Alcuni economisti attribuiscono al costruttore di automobili Henry Ford il merito di aver dato il via alla classe media americana nel XX secolo quando, nel gennaio 1914, aumentò i salari di fabbrica a 5 dollari, più del doppio del salario medio per una giornata lavorativa di otto ore.
Più di 100 anni dopo, di fronte alla realtà di molti dipendenti che “riescono a malapena ad andare avanti”, l’amministratore delegato della Ford Jim Farley vuole replicare quanto fatto dal fondatore.
L’amministratore delegato della casa automobilistica ha riconosciuto la necessità di rinnovare l’azienda quando, parlando con i dipendenti veterani durante le trattative sindacali, ha scoperto che i giovani dipendenti della Ford facevano più lavori e dormivano poco a causa dei bassi salari, ha dichiarato Farley in un’intervista con il giornalista e biografo Walter Isaacson all’Aspen Ideas Festival di venerdì scorso.
I lavoratori più anziani che erano stati in azienda hanno riferito a Farley: “Nessuno dei giovani vuole lavorare qui. Jim, tu paghi 17 dollari l’ora e loro sono così stressati”.
Farley ha appreso che alcuni lavoratori hanno lavorato anche presso Amazon, dove sono stati impiegati addirittura per otto ore prima di timbrare il cartellino per un turno di sette ore alla Ford, dormendo solo per tre o quattro ore.
Di conseguenza, l’azienda ha deciso di trasformare i lavoratori temporanei in dipendenti a tempo pieno, dando loro diritto a salari più alti, assegni di partecipazione agli utili e una migliore copertura sanitaria. La transizione è stata delineata nelle trattative contrattuali del 2019 con la United Auto Workers (UAW): i lavoratori temporanei potranno diventare a tempo pieno dopo due anni di impiego continuativo in Ford.
“Non è stato facile farlo”, ha detto Farley. “È stato costoso. Ma credo che questo sia il tipo di cambiamenti che dobbiamo fare nel nostro Paese”.
La decisione di Ford stesso di raddoppiare i salari in fabbrica nel 1914 non era altruistica, ma piuttosto una strategia per attirare una forza lavoro stabile, oltre a fornire uno stimolo ai propri lavoratori affinché potessero permettersi i prodotti Ford.
Henry Ford disse: “Lo faccio perché voglio che i miei operai comprino le mie auto. Se guadagnano abbastanza, compreranno i miei prodotti”, ha detto Farley. “È una profezia che si autoavvera, in un certo senso”.
Difficoltà ad attrarre giovani lavoratori
Farley, sostenitore della crescita della produttività manifatturiera degli Stati Uniti per sostenere l’economia essenziale, si è espresso a favore di una forte esperienza commerciale per i giovani lavoratori.
“I nostri governi devono investire seriamente nelle scuole professionali e nei mestieri qualificati”, ha detto Farley. “Se si va in Germania, ogni operaio ha un apprendista che inizia alle scuole medie.

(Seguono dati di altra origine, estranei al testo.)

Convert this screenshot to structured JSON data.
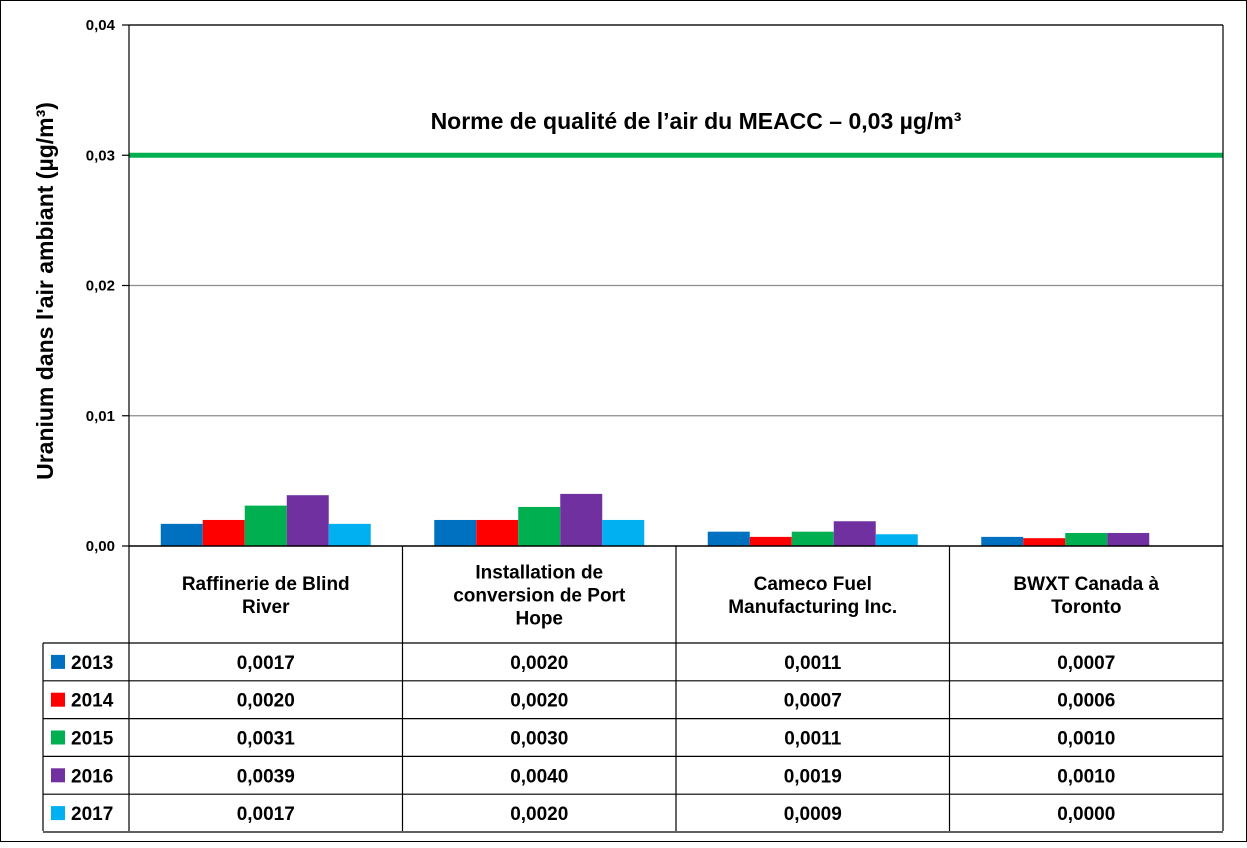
{
  "chart_data": {
    "type": "bar",
    "ylabel": "Uranium dans l'air ambiant (µg/m³)",
    "ylim": [
      0,
      0.04
    ],
    "yticks": [
      "0,00",
      "0,01",
      "0,02",
      "0,03",
      "0,04"
    ],
    "ytick_values": [
      0,
      0.01,
      0.02,
      0.03,
      0.04
    ],
    "grid": true,
    "categories": [
      [
        "Raffinerie de Blind",
        "River"
      ],
      [
        "Installation de",
        "conversion de Port",
        "Hope"
      ],
      [
        "Cameco Fuel",
        "Manufacturing Inc."
      ],
      [
        "BWXT Canada à",
        "Toronto"
      ]
    ],
    "series": [
      {
        "name": "2013",
        "color": "#0070C0",
        "values": [
          0.0017,
          0.002,
          0.0011,
          0.0007
        ],
        "labels": [
          "0,0017",
          "0,0020",
          "0,0011",
          "0,0007"
        ]
      },
      {
        "name": "2014",
        "color": "#FF0000",
        "values": [
          0.002,
          0.002,
          0.0007,
          0.0006
        ],
        "labels": [
          "0,0020",
          "0,0020",
          "0,0007",
          "0,0006"
        ]
      },
      {
        "name": "2015",
        "color": "#00B050",
        "values": [
          0.0031,
          0.003,
          0.0011,
          0.001
        ],
        "labels": [
          "0,0031",
          "0,0030",
          "0,0011",
          "0,0010"
        ]
      },
      {
        "name": "2016",
        "color": "#7030A0",
        "values": [
          0.0039,
          0.004,
          0.0019,
          0.001
        ],
        "labels": [
          "0,0039",
          "0,0040",
          "0,0019",
          "0,0010"
        ]
      },
      {
        "name": "2017",
        "color": "#00B0F0",
        "values": [
          0.0017,
          0.002,
          0.0009,
          0.0
        ],
        "labels": [
          "0,0017",
          "0,0020",
          "0,0009",
          "0,0000"
        ]
      }
    ],
    "reference_line": {
      "value": 0.03,
      "color": "#00B050",
      "label": "Norme de qualité de l’air du MEACC – 0,03 µg/m³"
    }
  }
}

Ognuno di quei lavori ha dietro di sé una persona formata per otto anni”.
Nonostante gli Stati Uniti registrino 3,8 milioni di nuovi posti di lavoro nel settore manifatturiero entro il 2033, secondo Deloitte e il Manufacturing Institute, la generazione più giovane di lavoratori si è ampiamente allontanata da questo percorso professionale.
L’iscrizione della gen Z alle scuole professionali è in aumento, ma la nuova generazione che sta entrando nel mondo del lavoro sta in gran parte evitando i lavori in fabbrica, citando i bassi salari, secondo uno studio di Soter Analytics del 2023. I posti di lavoro nel settore manifatturiero negli Stati Uniti hanno un salario medio di 25 dollari l’ora, circa 51.890 dollari l’anno, inferiore al salario medio americano di 66.600 dollari.
Le case automobilistiche americane come la Ford possono anche cercare di rendere attraente per i giovani lavoratori intraprendere una carriera nel settore manifatturiero, ma non sono ancora immuni dalle rimostranze dei lavoratori sui salari.
Nel 2023, migliaia di membri dell’UAW, tra cui 16.600 dipendenti Ford, hanno scioperato prima di raggiungere un accordo contrattuale nell’ottobre dello stesso anno che, oltre ad aumentare i salari, ha anche ridotto ulteriormente il periodo di tempo necessario affinché un lavoratore interinale diventi a tempo pieno.
Farley ha definito lo sciopero “completamente inutile” dal punto di vista della dirigenza e ha ribadito che l’onere di migliorare i salari dei lavoratori del settore non spetta solo alla Ford.
“Non ci limiteremo a sperare che le cose migliorino”, ha detto. “Abbiamo le risorse e il know-how per risolvere questi problemi dopo 120 anni, ma abbiamo bisogno dell’aiuto di altri”.